Saturday, September 13, 2008

Snark Condescends

I confess to not watching network evening news. Why would anyone? I’m not sure exactly when I got turned off. It might have been Walter Cronkite intoning the huge defeats of Tet in 1968…despite the facts that the NVA got their collective clocks cleaned from MR-IV to the DMZ. The defeat he extrapolated was because they demonstrated that they could attack anywhere in South Vietnam. They would be losing, but the fact that they could attack made it a victory.

Or maybe it was the State of the Union address one year where I happened to be watching Tom Brokaw’s network. After each sentence of the President, Brokaw would do a voice-over commentary to explain to me what the President had just stated in plain English. That sort of condescension wasn’t what I felt I needed when seeking news of current events. Particularly if I was watching the event live.

Possibly it was Dan Rather’s demise in trying to justify his band-aided together coverage of President Bush’s Texas ANG service with clearly phony documents. It sort of filled the blanks since “Courage!” and “What’s the frequency, Kenneth?” He had left the building.

Perky Katie Couric needs no additional commentary.

So, not having kept up with network “news” for at least a decade, I was somewhat taken aback when I tuned in the Palin interview and saw the aged Charlie Gibson. He had “matured” as we say. Older, more portly, decidedly avuncular, bundled against the Alaskan autumn in a rumpled tweed sport coat, fortified by an drab gray pull-over sweater and with reading glasses perched low on his not-so-chiseled nose. He looked professorial. He oozed expertise and knowledge. He was patrician, but also Solomonic. He was wise and fair, able to judge, educate and illuminate. He was here to uncover for us the charade that is Sarah Palin.

He raised condescension to a level I didn’t think possible. In a flat, monotone he posed his questions. It wasn’t, however, a quest for knowledge. It was a probe for chinks in armor. He sought not to illuminate, but to intimidate and embarrass. Did he succeed? Each of us will come away with his own interpretation of how she did.

I thought she looked a bit cautious, and she clearly got caught off guard with the meaningless “gotcha” of “Do you support the Bush Doctrine…?”

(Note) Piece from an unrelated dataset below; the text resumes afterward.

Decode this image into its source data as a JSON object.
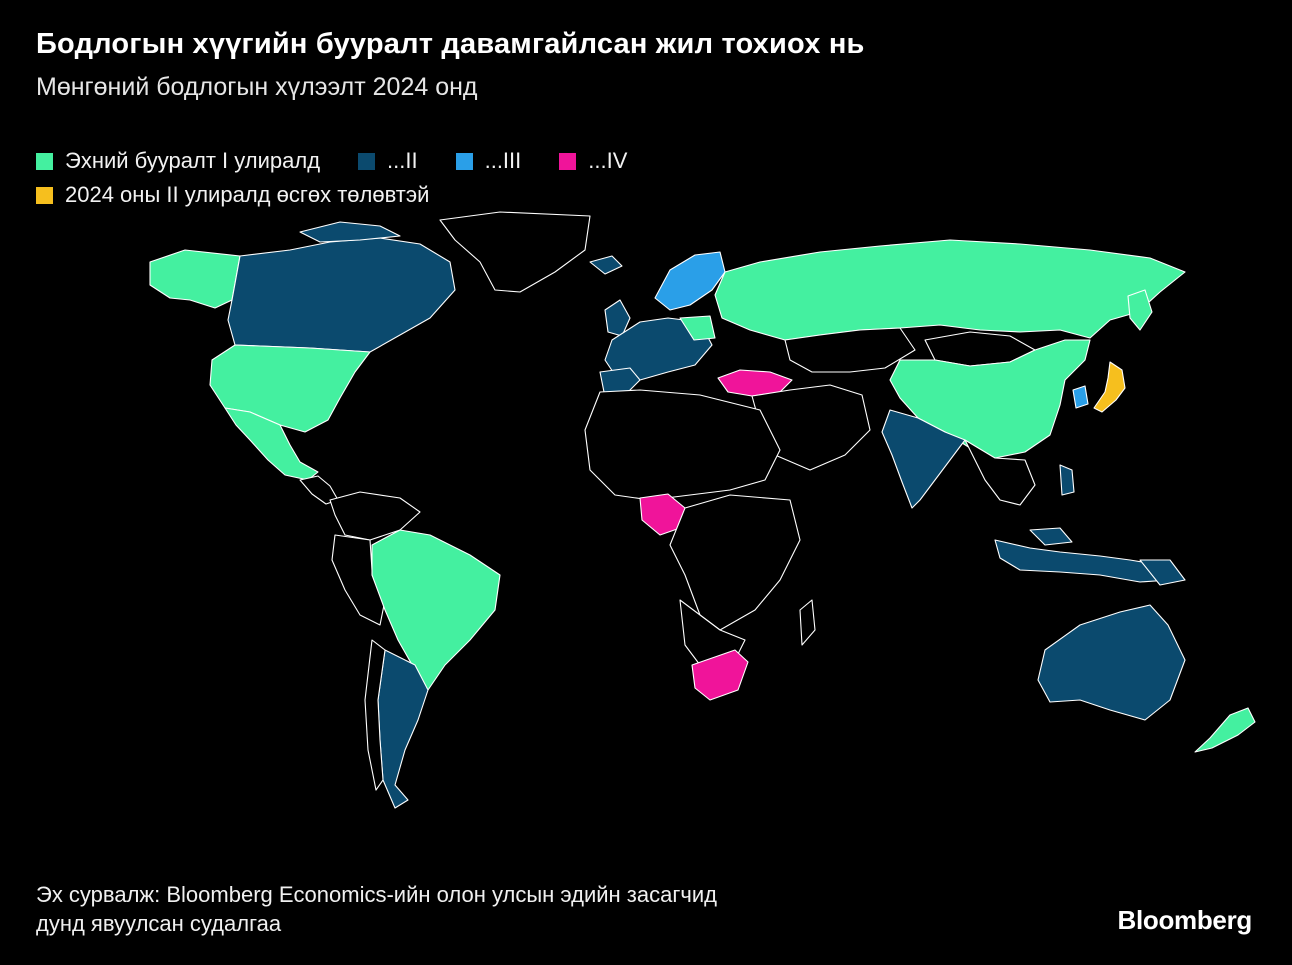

He pedantically explained that it meant we could pre-emptively attack a force which posed a significant threat to us. How nice of the gentleman. But, in the process, he revealed that he had little understanding of the broad policy implications of the Bush Doctrine. He did not even understand the meaning of any alternative. When Gov. Palin replied, he dismissed it as a “blizzard of words”…can’t he focus?

I wonder what Charlie would recommend if we knew that a rogue nation or trans-national fundamentalist terrorist group had a nuclear weapon, a chemical attack, or a biological disaster ready to unleash against New York, Washington, Philadelphia, Boston, Los Angeles and a dozen other cities? Would he chivalrously wait out the first blow before destroying that enemy? Does he believe that the Soviet Union was deterred because they didn’t think we would ever pre-empt them? They squandered a lot of rubles on unneeded defenses if that hadn’t been our policy until George W. Bush.

Charlie wondered if Gov. Palin would support US forces entering Pakistan to ferret out Taliban and al Qaida operatives without Paki approval. Did he miss that Obama proposed a full-blown invasion of the area about six months ago? Or does he know that the US must grovel before rogue nations seeking approval for our policies or else they won’t like us? I wonder if Charlie would interview Teddy Roosevelt.

He was hoist upon his rusted petard, however, when he snarkily asked if she thought she was sending her oldest son, Track, on a “mission from God.” The strong implication was one of reducing her to some sort of evangelical fundamentalist on a par with the Jihadists. She patiently explained that the reference came from Abraham Lincoln, speaking to departing troops during the Civil War.

Charlie cut to commercial.

Maybe the next episode will have him wearing a less tweedy professorial mien and demonstrating a lot more respect for the governor and his audience. But, I don’t think you can scour away the liberal elitist attitudes in a couple of minutes break time to change the video tape in the cameras. I think he is the epitome of snark in the main-stream media.